独居老人の調査を始めて一ヵ月が経った。ああ、こんな事ってあるのだろうか。貧しくて、汚くて、みじめで…。初めて訪れたペンソンのショック。路上に日増しに増えてくる乞食。レストランのまわりをうろつく浮浪児。道にうずくまる浮浪者。ああ、いやだ!逃げ出してしまいたい!

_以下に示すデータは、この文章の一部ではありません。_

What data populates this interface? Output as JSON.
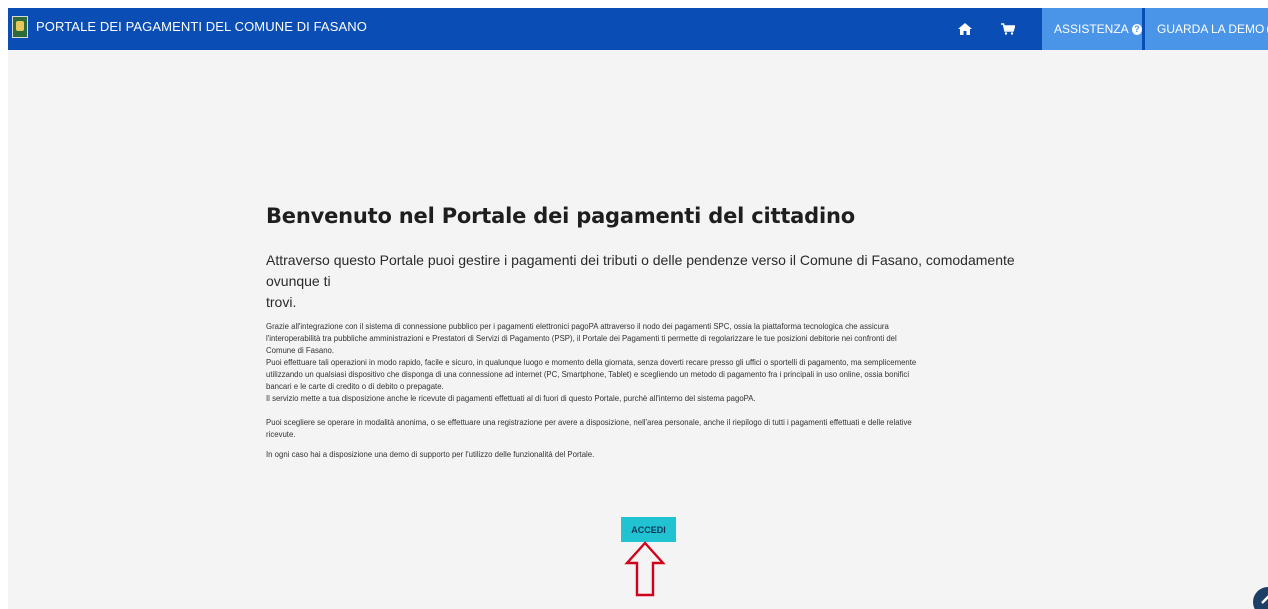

 私はついに胸の中に押えていたものを夫の前で噴出してしまった。
「これが、あなたのかつてのあこがれの国ブラジルなの?」
ブラジルは、大学でポルトガル語を専攻した夫のあこがれの地だった。
「こんな仕事するなって言っただろう。見なくてもいいところを見て、しなくてもいいことを始めて、今さら、文句言ったって仕方ないだろう」
「でも、『私はやります』と言ってしまったの。もう、始めてしまったの。この国を正しく理解するためには、上の世界も下の世界も見なきゃならないはず。でも人口の六〇パーセントがまともな家に住んでいないという、その実態を目の前にして、私はもう、うんざり!」
「世界中にこんな場所はたくさんあるさ。もっとひどい国だって…」
「そうね。そうかもしれない。私たち日本人は日本しか知らないからそう感じるのかもしれない。東南アジアも、アフリカも貧しい。こんなことで失望していたらしょうがないのかな…」
 奴隷解放からまだ一〇〇年しか経っていない国。南米一の工業国にして、発展途上国。巨大スーパーマーケットにあふれんばかりの品物。超高層ビル群、車の洪水、そして公害。ファベイラと呼ばれる丘の上のスラム。そしてカーニバル。この冬の寒空にダブダブの大人物のTシャツ一枚で裸足でかける子供。マクドナルドで物乞いする浮浪児。道端にも布と段ボールにくるまって寝ているアル中の浮浪者。ああ、この国、せめて冬がこんなに寒くなかったならまだ救われるのに。ブラジル…。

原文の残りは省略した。